- IATA: none; ICAO: VE62;

Summary
- Operator: Aviation Research Centre
- Location: Cuttack, Odisha, India
- Elevation AMSL: 115 ft / 35 m
- Coordinates: 20°32′58.63″N 085°53′10.54″E﻿ / ﻿20.5496194°N 85.8862611°E

Map
- Charbatia Air Base Location of the airport in OdishaCharbatia Air BaseCharbatia Air Base (India)

Runways
| Direction | Length |  | Surface |
| m | ft |
| 04/22 | 2,743 | 9,000 | Asphalt |
- Source: DAFIF

= Charbatia Air Base =

Airforce base in Odisha, India

Charbatia Air Base is located approximately 12 km north of Cuttack, Odisha near town of Charbatia in eastern India.

== History ==
The airstrip was built by the British during World War II and was abandoned after the war.

=== Use by CIA ===
During the Sino-Indian War, prime minister Jawaharlal Nehru agreed to allow the Central Intelligence Agency to fly Lockheed U-2 reconnaissance missions over India in order to surveil the India–China border. The following year, Charbatia Air Base was further renovated and was used by the CIA, which conducted multiple U2 surveillance missions from the base between 1964 and 1967.

The first aircraft was delivered in the mid 60s and was a World War II vintage C-46 Commando which was outfitted with an oxygen distribution system for operator and flight personnel along with surveillance electronics and recording equipment at the Air America base in Tainan, Taiwan. The installation was supervised by the design engineer, Mr. Kent Williamson. Mr. Williamson, along with other experienced personnel also deployed to Charbatia to train the first operator and maintenance personnel. Later additions to the surveillance equipment include specially outfitted Boeing 727 and Gulfstream III jets.

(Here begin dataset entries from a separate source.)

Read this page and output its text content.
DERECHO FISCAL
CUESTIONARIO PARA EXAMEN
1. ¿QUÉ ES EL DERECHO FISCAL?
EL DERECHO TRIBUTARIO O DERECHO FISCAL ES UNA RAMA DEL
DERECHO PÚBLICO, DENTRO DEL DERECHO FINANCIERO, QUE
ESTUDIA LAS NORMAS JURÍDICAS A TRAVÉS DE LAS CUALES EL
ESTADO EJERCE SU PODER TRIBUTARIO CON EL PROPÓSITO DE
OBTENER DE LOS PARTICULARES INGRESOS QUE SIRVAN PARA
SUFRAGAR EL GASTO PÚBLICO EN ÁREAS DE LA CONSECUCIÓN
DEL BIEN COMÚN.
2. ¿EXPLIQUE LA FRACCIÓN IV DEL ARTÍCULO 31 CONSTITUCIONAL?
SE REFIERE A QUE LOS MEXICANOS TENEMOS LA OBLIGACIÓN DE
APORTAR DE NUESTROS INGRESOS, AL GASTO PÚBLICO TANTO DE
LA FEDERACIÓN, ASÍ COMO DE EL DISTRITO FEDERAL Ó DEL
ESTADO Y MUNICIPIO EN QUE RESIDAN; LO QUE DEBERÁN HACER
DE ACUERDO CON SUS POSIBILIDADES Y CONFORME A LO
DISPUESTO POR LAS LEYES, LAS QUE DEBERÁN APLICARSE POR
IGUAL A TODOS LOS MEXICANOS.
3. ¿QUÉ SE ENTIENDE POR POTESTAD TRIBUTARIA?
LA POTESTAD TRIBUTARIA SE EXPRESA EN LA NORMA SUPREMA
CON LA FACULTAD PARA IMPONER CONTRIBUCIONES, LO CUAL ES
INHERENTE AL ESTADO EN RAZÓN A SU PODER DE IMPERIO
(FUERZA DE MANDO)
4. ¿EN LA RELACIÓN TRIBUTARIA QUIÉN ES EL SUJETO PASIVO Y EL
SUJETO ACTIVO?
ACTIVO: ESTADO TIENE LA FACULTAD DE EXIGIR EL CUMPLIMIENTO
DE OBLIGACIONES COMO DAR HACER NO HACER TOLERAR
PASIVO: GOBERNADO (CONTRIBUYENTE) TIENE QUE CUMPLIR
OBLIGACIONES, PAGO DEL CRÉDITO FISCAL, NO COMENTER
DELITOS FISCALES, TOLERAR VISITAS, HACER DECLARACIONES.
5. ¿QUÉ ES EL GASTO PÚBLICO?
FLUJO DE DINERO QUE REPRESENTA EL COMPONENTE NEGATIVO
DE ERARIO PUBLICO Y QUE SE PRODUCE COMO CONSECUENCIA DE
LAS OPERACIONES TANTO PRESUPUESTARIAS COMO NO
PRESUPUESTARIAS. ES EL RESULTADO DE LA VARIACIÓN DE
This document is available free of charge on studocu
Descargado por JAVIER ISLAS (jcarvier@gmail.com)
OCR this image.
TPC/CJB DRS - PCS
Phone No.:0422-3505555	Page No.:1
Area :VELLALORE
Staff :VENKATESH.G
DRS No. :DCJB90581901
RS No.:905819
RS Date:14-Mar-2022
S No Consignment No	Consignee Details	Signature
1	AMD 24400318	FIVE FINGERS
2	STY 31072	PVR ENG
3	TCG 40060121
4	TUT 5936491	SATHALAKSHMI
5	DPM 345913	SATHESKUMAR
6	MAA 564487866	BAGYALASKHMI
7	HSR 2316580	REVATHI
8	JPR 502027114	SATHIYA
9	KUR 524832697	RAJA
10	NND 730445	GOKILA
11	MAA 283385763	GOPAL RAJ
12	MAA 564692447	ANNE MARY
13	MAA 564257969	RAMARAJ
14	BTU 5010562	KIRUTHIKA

=== Expansion plans and cancellation ===
The air base is spread over 2000 acre. In 2011, the Government of India which controls the airbase announced that it will be converted into a full-fledged Indian Air Force station with six C-130J Super Hercules transport aircraft. But the plans for setting up such a station was subsequently cancelled and the C-130 Hercules transport unit was shifted to Panagarh air force base in West Bengal.

== Aviation Research Center ==
Charbatia Air base houses aerial reconnaissance post of the intelligence agency's aviation unit, the Aviation Research Centre (ARC). The Research and Analysis Wing, India's primary foreign intelligence agency, operates intelligence collection aircraft through the ARC. The aircraft are fitted with electronic surveillance equipment and long range cameras capable of taking pictures of targets from high altitudes.